Post # 1
I’m finalizing my programs, and I need some advice from people who acknowledged deceased relatives (namely, grandparents). I definitely don’t want a sappy poem or anything. Perhaps just an “Remembering those who are no longer with us….” with some names type of deal.
Here’s my dilemma. Where do you draw the cutoff for relatives who died? My own family is relatively simple- my grandfather died 5 years ago, and he’s the primary reason I want to make this acknolwedgement. He was a part of my life, and my fiances too. (We were together for 4 years when he died.). Where do you draw the line for someone like my fiance, who had grandparents die before he was born, grandparents die when he was an infant, a child, and the most recent one was 15 years ago when he was in high school. Do you “remember” people you never knew? I won’t be acknowleding an uncle who died before I was born, under my mother’s advisement (her brother).
Post # 3
@ZChick17: i am putting my grandmother and father, Fiance is putting his father.
i was very close with my grandmother and father, and knew them for almost 30 years.
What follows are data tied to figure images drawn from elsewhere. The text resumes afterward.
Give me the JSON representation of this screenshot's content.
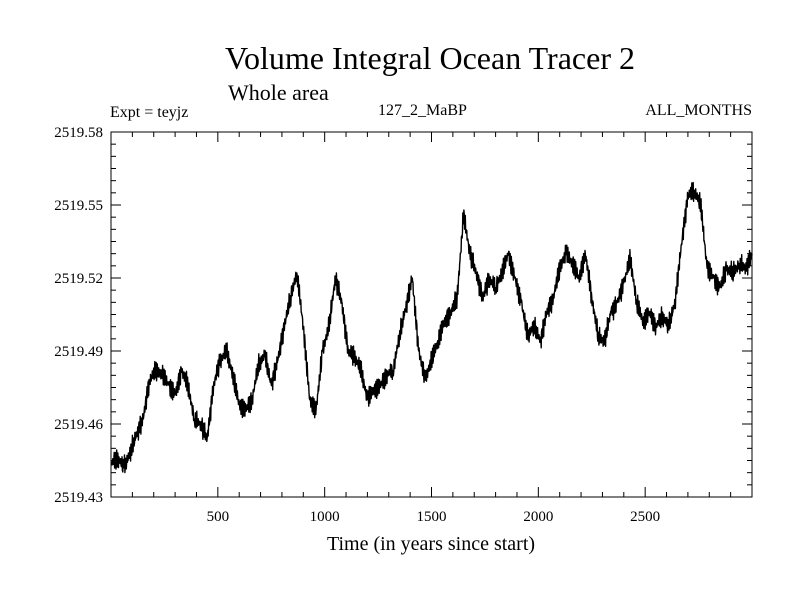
{
  "chart_data": {
    "type": "line",
    "title": "Volume Integral Ocean Tracer 2",
    "subtitle": "Whole area",
    "experiment": "Expt = teyjz",
    "period": "127_2_MaBP",
    "season": "ALL_MONTHS",
    "xlabel": "Time (in years since start)",
    "ylabel": "",
    "xlim": [
      0,
      3000
    ],
    "ylim": [
      2519.43,
      2519.58
    ],
    "xticks": [
      500,
      1000,
      1500,
      2000,
      2500
    ],
    "xtick_labels": [
      "500",
      "1000",
      "1500",
      "2000",
      "2500"
    ],
    "yticks": [
      2519.43,
      2519.46,
      2519.49,
      2519.52,
      2519.55,
      2519.58
    ],
    "ytick_labels": [
      "2519.43",
      "2519.46",
      "2519.49",
      "2519.52",
      "2519.55",
      "2519.58"
    ],
    "grid": false,
    "legend": "none",
    "series": [
      {
        "name": "Volume Integral Ocean Tracer 2",
        "x": [
          0,
          30,
          60,
          90,
          120,
          150,
          180,
          210,
          240,
          270,
          300,
          330,
          360,
          390,
          420,
          450,
          480,
          510,
          540,
          570,
          600,
          630,
          660,
          690,
          720,
          750,
          780,
          810,
          840,
          870,
          900,
          930,
          960,
          990,
          1020,
          1050,
          1080,
          1110,
          1140,
          1170,
          1200,
          1230,
          1260,
          1290,
          1320,
          1350,
          1380,
          1410,
          1440,
          1470,
          1500,
          1530,
          1560,
          1590,
          1620,
          1650,
          1680,
          1710,
          1740,
          1770,
          1800,
          1830,
          1860,
          1890,
          1920,
          1950,
          1980,
          2010,
          2040,
          2070,
          2100,
          2130,
          2160,
          2190,
          2220,
          2250,
          2280,
          2310,
          2340,
          2370,
          2400,
          2430,
          2460,
          2490,
          2520,
          2550,
          2580,
          2610,
          2640,
          2670,
          2700,
          2730,
          2760,
          2790,
          2820,
          2850,
          2880,
          2910,
          2940,
          2970,
          3000
        ],
        "values": [
          2519.444,
          2519.446,
          2519.442,
          2519.448,
          2519.456,
          2519.462,
          2519.478,
          2519.482,
          2519.48,
          2519.476,
          2519.472,
          2519.482,
          2519.476,
          2519.462,
          2519.46,
          2519.454,
          2519.476,
          2519.486,
          2519.49,
          2519.48,
          2519.468,
          2519.466,
          2519.47,
          2519.484,
          2519.488,
          2519.476,
          2519.486,
          2519.5,
          2519.512,
          2519.522,
          2519.5,
          2519.47,
          2519.466,
          2519.49,
          2519.5,
          2519.52,
          2519.51,
          2519.49,
          2519.488,
          2519.482,
          2519.47,
          2519.474,
          2519.476,
          2519.48,
          2519.482,
          2519.496,
          2519.508,
          2519.52,
          2519.49,
          2519.478,
          2519.486,
          2519.494,
          2519.502,
          2519.506,
          2519.512,
          2519.546,
          2519.53,
          2519.522,
          2519.512,
          2519.52,
          2519.516,
          2519.522,
          2519.53,
          2519.52,
          2519.51,
          2519.496,
          2519.5,
          2519.494,
          2519.506,
          2519.512,
          2519.524,
          2519.53,
          2519.526,
          2519.52,
          2519.53,
          2519.512,
          2519.496,
          2519.494,
          2519.506,
          2519.51,
          2519.518,
          2519.528,
          2519.51,
          2519.502,
          2519.506,
          2519.5,
          2519.504,
          2519.5,
          2519.51,
          2519.534,
          2519.554,
          2519.556,
          2519.55,
          2519.524,
          2519.52,
          2519.516,
          2519.524,
          2519.522,
          2519.526,
          2519.524,
          2519.53
        ]
      }
    ]
  }
}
you could list parents (and grandparents) and then say “and everyone else who couldn’t be with us today.”
Post # 4
We just did this:
The flowers at the altar have been placed in memory of the Bride and Groom’s grandparents and loved ones who are unable to attend today, but whose love and support are ever-present with us.
Post # 5
I think it could be hurtful for his parents and other family to exclude them. I’d either include them by name or just a sentiment without any names.
Post # 6
@Laurenplusalex: Well I’m certainly not going to exclude them without asking his mother first!
Post # 7
@ZChick17: that’s good, she’ll know what’s best probably. You’re right to ask, some people wouldn’t
Post # 8
Etiquette Snob here…
Ok traditionally when it comes to Wedding Etiquette, the MOST HONOURED GUESTS at a Wedding are:
The Brides Parents – The Grooms Parents – Grand Parents – and God Parents.
So if there is anyone that should be “remembered” it would be these folks… no point in carrying out further along the branches of the Family Tree unless it was a “Special Aunt or Uncle”… or say a Cousin who died young and tragically.
Whether you choose to include All the Grand Parents for example, or just the ones you actually knew is up to you, and your Families… this is an issue I’d certainly be talking over with your Parents on both sides.
Hope this helps,
Post # 9
We’ve actually got it settled now. It took many days for my Father-In-Law to decide and get back to me, but we’ll include a list of all grandparents who have died, plain and simple. We’ve also mentioned those grandparents still living but unable to attend. (Due to health issues there will be no grandparents in attendence.)
Post # 10
@ZChick17: I ran into this issue, as well. I was going to acknowledge my mother on the back of the program but my husband raised the issue of acknowledging everyone else, as well. That would include all his grandparents, and both my grandfathers. There was also a question about a memorial candle or photo. Instead of risk leaving anyone out, I didn’t do it all. However, I did put my bouquet on my mothers grave after the wedding.